Before beginning, make sure that you are serving the ProxWebKB database (created in Exercise 3.1) using Mserver. You must have completed Exercise 3.1 before running the current exercise. Data files must be on the same machine as that serving the database.

  1. Try to import the new link_tag attribute values without using the noChecks option. (Substitute the appropriate port number if you are using a different port.)

    > bin/import-xml.sh localhost:30000 \
      $PROX_HOME/doc/user/tutorial/examples/more-linktag-values.xml
    

    Proximity attempts to import the new attribute values, but reports an error because the link_tag attribute already exists.

    ERROR app.ImportXMLApp: java.lang.IllegalArgumentException:
    Attribute already exists in the database: link_tag. You may use the
    noChecks flag if you want to ignore this check.
    
  2. Import the additional link_tag attribute values, specifying that noChecks is true.

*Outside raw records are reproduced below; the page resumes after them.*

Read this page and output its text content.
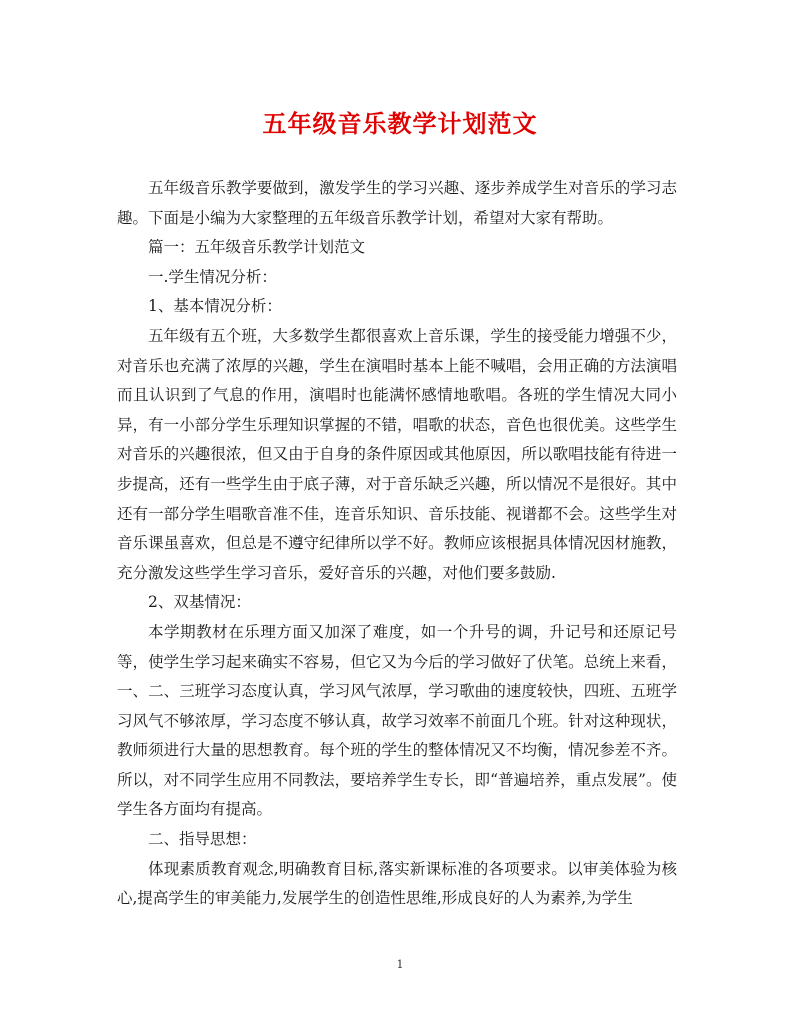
五年级音乐教学计划范文

五年级音乐教学要做到，激发学生的学习兴趣、逐步养成学生对音乐的学习志趣。下面是小编为大家整理的五年级音乐教学计划，希望对大家有帮助。

篇一：五年级音乐教学计划范文

一.学生情况分析：

1、基本情况分析：

五年级有五个班，大多数学生都很喜欢上音乐课，学生的接受能力增强不少，对音乐也充满了浓厚的兴趣，学生在演唱时基本上能不喊唱，会用正确的方法演唱而且认识到了气息的作用，演唱时也能满怀感情地歌唱。各班的学生情况大同小异，有一小部分学生乐理知识掌握的不错，唱歌的状态，音色也很优美。这些学生对音乐的兴趣很浓，但又由于自身的条件原因或其他原因，所以歌唱技能有待进一步提高，还有一些学生由于底子薄，对于音乐缺乏兴趣，所以情况不是很好。其中还有一部分学生唱歌音准不佳，连音乐知识、音乐技能、视谱都不会。这些学生对音乐课虽喜欢，但总是不遵守纪律所以学不好。教师应该根据具体情况因材施教，充分激发这些学生学习音乐，爱好音乐的兴趣，对他们要多鼓励.

2、双基情况：

本学期教材在乐理方面又加深了难度，如一个升号的调，升记号和还原记号等，使学生学习起来确实不容易，但它又为今后的学习做好了伏笔。总统上来看，一、二、三班学习态度认真，学习风气浓厚，学习歌曲的速度较快，四班、五班学习风气不够浓厚，学习态度不够认真，故学习效率不前面几个班。针对这种现状，教师须进行大量的思想教育。每个班的学生的整体情况又不均衡，情况参差不齐。所以，对不同学生应用不同教法，要培养学生专长，即“普遍培养，重点发展”。使学生各方面均有提高。

二、指导思想：

体现素质教育观念,明确教育目标,落实新课标准的各项要求。以审美体验为核心,提高学生的审美能力,发展学生的创造性思维,形成良好的人为素养,为学生

1
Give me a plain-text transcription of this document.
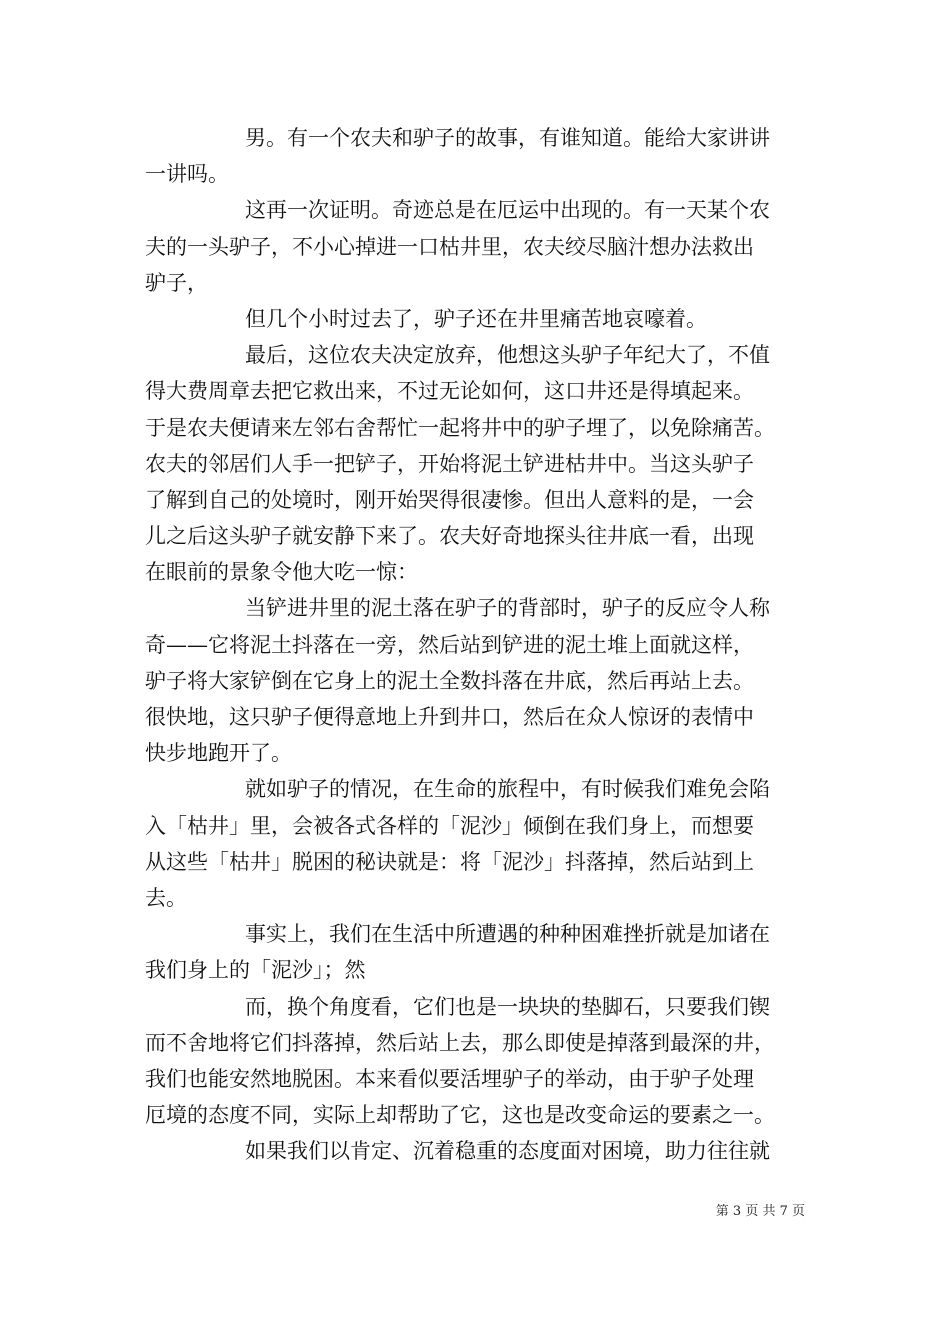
男。有一个农夫和驴子的故事，有谁知道。能给大家讲讲
一讲吗。
这再一次证明。奇迹总是在厄运中出现的。有一天某个农
夫的一头驴子，不小心掉进一口枯井里，农夫绞尽脑汁想办法救出
驴子，
但几个小时过去了，驴子还在井里痛苦地哀嚎着。
最后，这位农夫决定放弃，他想这头驴子年纪大了，不值
得大费周章去把它救出来，不过无论如何，这口井还是得填起来。
于是农夫便请来左邻右舍帮忙一起将井中的驴子埋了，以免除痛苦。
农夫的邻居们人手一把铲子，开始将泥土铲进枯井中。当这头驴子
了解到自己的处境时，刚开始哭得很凄惨。但出人意料的是，一会
儿之后这头驴子就安静下来了。农夫好奇地探头往井底一看，出现
在眼前的景象令他大吃一惊：
当铲进井里的泥土落在驴子的背部时，驴子的反应令人称
奇——它将泥土抖落在一旁，然后站到铲进的泥土堆上面就这样，
驴子将大家铲倒在它身上的泥土全数抖落在井底，然后再站上去。
很快地，这只驴子便得意地上升到井口，然后在众人惊讶的表情中
快步地跑开了。
就如驴子的情况，在生命的旅程中，有时候我们难免会陷
入「枯井」里，会被各式各样的「泥沙」倾倒在我们身上，而想要
从这些「枯井」脱困的秘诀就是：将「泥沙」抖落掉，然后站到上
去。
事实上，我们在生活中所遭遇的种种困难挫折就是加诸在
我们身上的「泥沙」；然
而，换个角度看，它们也是一块块的垫脚石，只要我们锲
而不舍地将它们抖落掉，然后站上去，那么即使是掉落到最深的井，
我们也能安然地脱困。本来看似要活埋驴子的举动，由于驴子处理
厄境的态度不同，实际上却帮助了它，这也是改变命运的要素之一。
如果我们以肯定、沉着稳重的态度面对困境，助力往往就
第 3 页 共 7 页
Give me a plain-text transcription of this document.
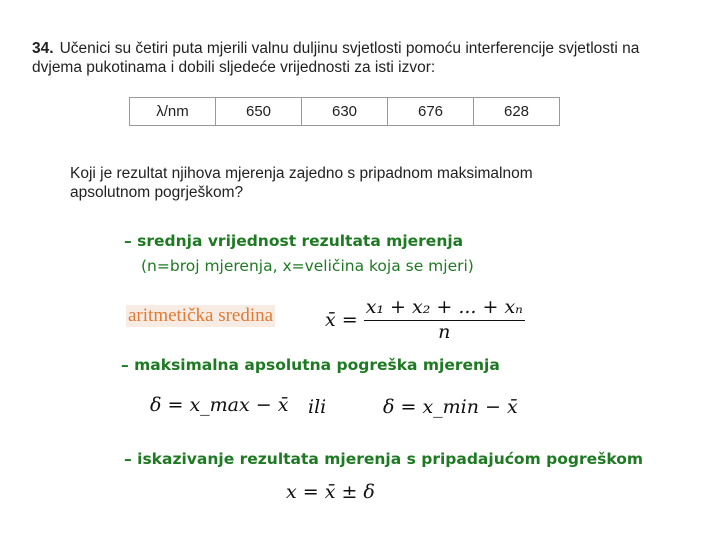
34. Učenici su četiri puta mjerili valnu duljinu svjetlosti pomoću interferencije svjetlosti na dvjema pukotinama i dobili sljedeće vrijednosti za isti izvor:
λ/nm	650	630	676	628
Koji je rezultat njihova mjerenja zajedno s pripadnom maksimalnom apsolutnom pogrješkom?
– srednja vrijednost rezultata mjerenja
(n=broj mjerenja, x=veličina koja se mjeri)
aritmetička sredina	x̄ = $\frac{\text{x₁ + x₂ + ... + xₙ}}{n}$
– maksimalna apsolutna pogreška mjerenja
δ = x_max − x̄ ili	δ = x_min − x̄
– iskazivanje rezultata mjerenja s pripadajućom pogreškom
x = x̄ ± δ
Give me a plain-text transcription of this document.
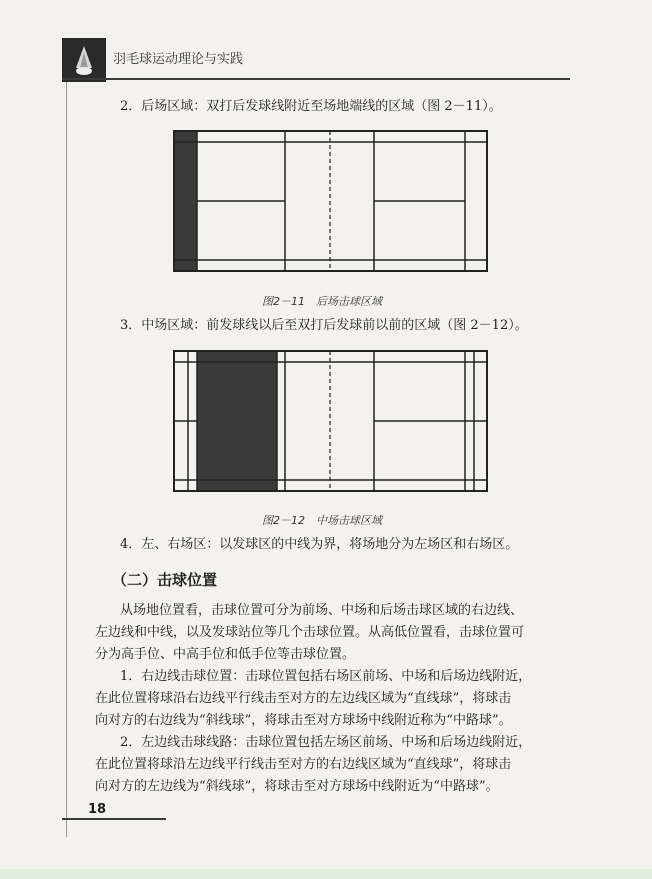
羽毛球运动理论与实践
2．后场区域：双打后发球线附近至场地端线的区域（图 2－11）。
图2－11　后场击球区域
3．中场区域：前发球线以后至双打后发球前以前的区域（图 2－12）。
图2－12　中场击球区域
4．左、右场区：以发球区的中线为界，将场地分为左场区和右场区。
（二）击球位置
从场地位置看，击球位置可分为前场、中场和后场击球区域的右边线、
左边线和中线，以及发球站位等几个击球位置。从高低位置看，击球位置可
分为高手位、中高手位和低手位等击球位置。
1．右边线击球位置：击球位置包括右场区前场、中场和后场边线附近，
在此位置将球沿右边线平行线击至对方的左边线区域为“直线球”，将球击
向对方的右边线为“斜线球”，将球击至对方球场中线附近称为“中路球”。
2．左边线击球线路：击球位置包括左场区前场、中场和后场边线附近，
在此位置将球沿左边线平行线击至对方的右边线区域为“直线球”，将球击
向对方的左边线为“斜线球”，将球击至对方球场中线附近为“中路球”。
18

    > bin/import-xml.sh localhost:30000 \
      $PROX_HOME/doc/user/tutorial/examples/more-linktag-values.xml true
    

    When the import process is finished, Proximity reports on the number of database entities created (leading information showing elapsed time and execution thread has been omitted from the trace for brevity):

    INFO  app.ImportXMLApp: * importing database from
       /proximity/doc/user/tutorial/examples/more-linktag-values.xml
       NOT CHECKING FOR DUPLICATES 
    INFO  app.ImportXMLApp: * converting xml to bulk import text files;
       dir: /tmp/prox-xml-import62294
    INFO  app.ImportXMLApp:   attributes
    INFO  app.ImportXMLApp:   attribute: link_tag, L, str
    INFO  app.ImportTextApp: * importing database from /tmp/prox-xml-import62294
    INFO  app.ImportTextApp:   Loading object table
    INFO  app.ImportTextApp:   Loading link table
    INFO  app.ImportTextApp:   Loading attributes
    INFO  app.ImportTextApp:   Loading attribute: av_0
    INFO  app.ImportTextApp:   Loading containers
    INFO  app.ImportTextApp: * done importing
    INFO  app.ImportXMLApp: * done importing; counts:
       0 objects, 0 links, 1 attributes, 5 attribute values,
       0 containers, 0 subgraph items
    

    Note that the start of the trace includes a warning that the import process is not checking for duplicates.

  3. If you want, examine link 1 in the Proximity Database Browser to see its attribute values. (A summary of steps for examining link 1’s attribute values is included, below. See Chapter 4, Exploring Data for complete information on using the Proximity Database Browser.)

    1. From the Proximity Database Browser start page, click Links.

    2. Click 1.

    3. Click attrs.

    Because link 1 already had a value of “OFFSITE” for the link_tag attribute, the new data is added as an additional value for this attribute.